Page:Garneray - Voyages (Lebègue 1851).djvu/212

La bibliothèque libre.
Cette page n’a pas encore été corrigée

— Mon ami, me dit-il en voyant ma joie, il ne faut pas vous réjouir ainsi d’avance. La traversée que nous allons entreprendre n’est pas longue, c’est vrai, mais elle est assez dangereuse, puisqu’il s’agit pour nous d’entrer dans le canal de Mozambique. Après tout, cela doit vous être égal… et à moi aussi ça m’est égal ! La question n’est pas là.

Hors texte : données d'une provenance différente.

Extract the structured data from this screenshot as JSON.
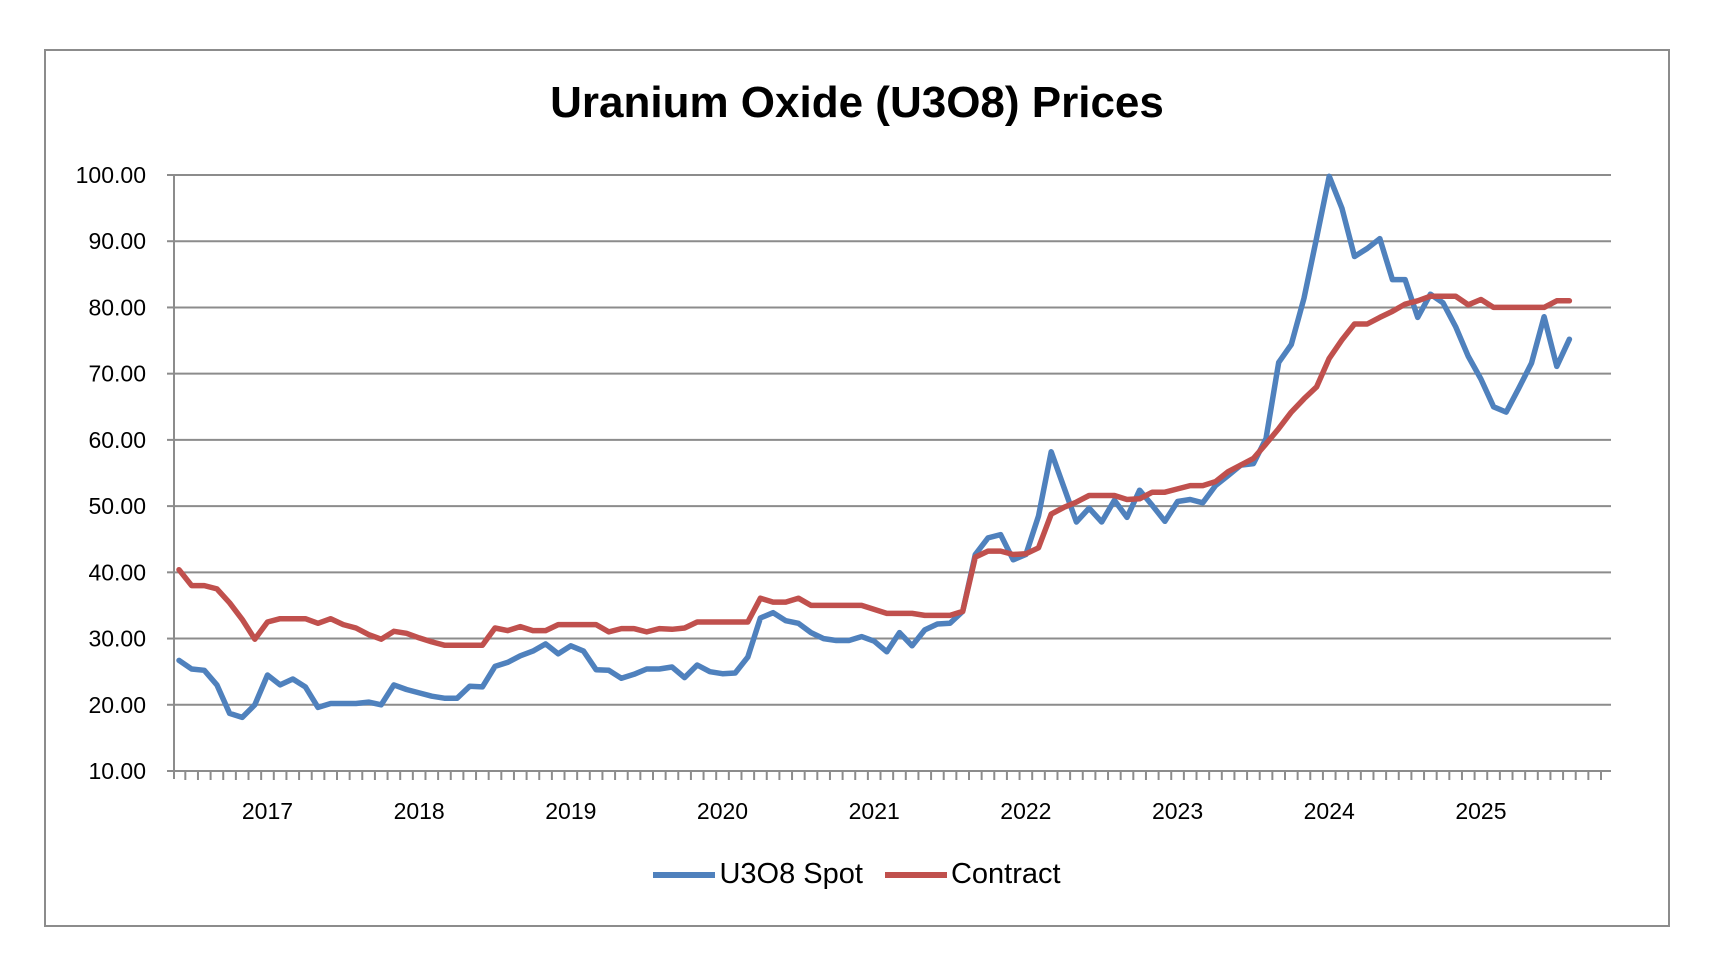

Le terrible de la chose, c’est que le climat de Bombetoc vous trousse proprement un vigoureux marin en deux heures de temps ! Là-bas, à ce que l’on prétend, un coup de soleil est plus dangereux encore pour un Européen qu’un coup de fusil… Car on revient quelquefois, souvent même, d’une balle, et jamais d’un coup de soleil !… Autre agrément : ceux qui résistent à la fièvre et à la chaleur ne peuvent pas toujours supporter la rosée malsaine de la nuit, et il y a dix à parier contre un qu’en revenant à l’île de France nous ramènerons avec nous la moitié de notre équipage aveugle… Ah ! mon Dieu, c’est tout comme j’ai l’honneur de vous le dire… On ferme l’œil le soir, histoire de se reposer… et on ne peut plus l’ouvrir le lendemain ! C’est pas long, comme vous le voyez ! Après tout si je vous préviens des petits inconvénients de notre voyage, ne croyez pas que ce soit pour vous détourner de partir… nullement. Vous me plaisez assez, et j’aime autant vous avoir qu’un autre lieutenant… j’aime mieux même, car le capitaine l’Hermite vous estime… et pour être bien dans les papiers du capitaine, il faut le mériter… Et puis vous vous êtes déjà fiché de bonnes peignées avec les Anglais, or il peut se faire, il est même certain que nous serons un peu contrariés par les naturels, et je préfère des gaillards accoutumés aux dangers à des fainéants propres seulement à la manœuvre.